There may be some expenses that you only pay once a year or maybe every six months or once per quarter (car insurance, for example). Write those down too or track them in the Budget Planner.

To create a budget, you need to know your income. Gather your most recent pay stubs so you can calculate your total monthly income. Make sure you’re factoring in income from side jobs as well.

Identify Your Savings Goals

With this budget process, we prioritize savings. So make a list of your savings goals for the year. Do you have an emergency fund? What about saving for home or car repairs? Do you need to save ahead for Christmas gifts? 

Think of the necessities that you need to save for and also the fun things you want to save for—a vacation, a new house, or a new car, maybe. Figure out how much you need for the year to meet those goals and divide by 12. That’s the number you will need to allocate to savings each month to reach your goal.

Also, keep in mind that extra payments toward debt are considered savings. Since you will pay off debt ahead of schedule, you are essentially rewarding your future self. Factor in additional debt payments (beyond the monthly minimums) into the savings portion of your budget.

Create Your Budget

After tracking and analyzing your spending, you’re now ready to create your budget. You can use our Budget Planner to follow along with the process:

Note: You know your money best. Be sure to adjust the frequency based on when you receive your income, when your expenses hit and how you want to plan your budget to fit your lifestyle.

1. Using the “Income” tab, enter your net pay (amount after taxes and other deductions) as well as any other income you receive throughout the month.

2. Using the “Expenses” tab, fill in your fixed and variable expenses and identify the frequency. You can add more rows for expenses as needed.

3. Also under the “Expenses” tab, be sure to add a row for the savings goals you’ve identified and the monthly amount that you’ll need to allocate to each.
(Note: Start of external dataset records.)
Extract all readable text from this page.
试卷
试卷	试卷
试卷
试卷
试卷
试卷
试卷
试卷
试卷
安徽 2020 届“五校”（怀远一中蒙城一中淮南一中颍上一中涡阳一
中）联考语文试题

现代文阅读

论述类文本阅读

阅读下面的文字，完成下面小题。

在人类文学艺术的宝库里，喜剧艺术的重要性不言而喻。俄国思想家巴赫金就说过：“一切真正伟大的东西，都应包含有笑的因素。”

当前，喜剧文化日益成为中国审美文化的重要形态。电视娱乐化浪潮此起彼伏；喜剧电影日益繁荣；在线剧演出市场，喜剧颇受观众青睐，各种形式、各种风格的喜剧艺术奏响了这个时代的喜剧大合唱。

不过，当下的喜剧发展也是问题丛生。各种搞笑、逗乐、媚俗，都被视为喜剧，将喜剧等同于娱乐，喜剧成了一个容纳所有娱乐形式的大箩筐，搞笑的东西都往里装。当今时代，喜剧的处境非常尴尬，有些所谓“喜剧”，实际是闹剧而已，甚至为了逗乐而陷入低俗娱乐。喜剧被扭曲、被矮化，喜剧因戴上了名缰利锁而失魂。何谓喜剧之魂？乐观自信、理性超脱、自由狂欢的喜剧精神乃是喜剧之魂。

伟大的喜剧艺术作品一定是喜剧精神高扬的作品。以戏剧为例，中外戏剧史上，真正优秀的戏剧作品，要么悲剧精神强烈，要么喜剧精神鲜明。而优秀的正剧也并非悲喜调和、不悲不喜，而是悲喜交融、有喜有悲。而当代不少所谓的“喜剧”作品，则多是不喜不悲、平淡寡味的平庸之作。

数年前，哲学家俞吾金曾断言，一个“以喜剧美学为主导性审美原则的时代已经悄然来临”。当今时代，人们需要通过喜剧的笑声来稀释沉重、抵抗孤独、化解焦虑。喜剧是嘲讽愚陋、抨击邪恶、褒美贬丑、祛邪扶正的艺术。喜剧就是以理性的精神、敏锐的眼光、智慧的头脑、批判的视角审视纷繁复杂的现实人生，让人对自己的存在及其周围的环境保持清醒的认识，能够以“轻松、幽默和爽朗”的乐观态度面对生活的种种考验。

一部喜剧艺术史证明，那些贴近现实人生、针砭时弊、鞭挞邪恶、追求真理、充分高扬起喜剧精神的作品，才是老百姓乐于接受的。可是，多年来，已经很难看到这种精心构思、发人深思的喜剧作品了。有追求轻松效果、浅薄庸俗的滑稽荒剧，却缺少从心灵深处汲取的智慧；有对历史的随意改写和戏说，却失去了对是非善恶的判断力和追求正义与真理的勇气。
4. If you get through the process and have a positive remaining balance, then you have a choice: you can either increase the funds you allocate toward savings or increase your budget for spending in certain categories.

5. If you get through the process and have a negative balance, then you will need to cut your budget in certain categories. We recommend that you cut from spending and not savings, if possible. Take a look at the categories you’ve budgeted for, and challenge yourself to reduce optional spending.

Revisit Your Budget Regularly

Think of your budget as a living, breathing plan. So you can try out your ideal budget for a month or two, monitoring your expenses on a weekly or monthly basis to ensure that you’re not overspending. Make adjustments as needed. You have to find the right plan for your money that works for you.

The first few months of budgeting may be challenging, but it becomes easier over time. You will find it rewarding when you start to see how following your budget is helping you pay off debt, save money, and come closer to realizing your financial goals.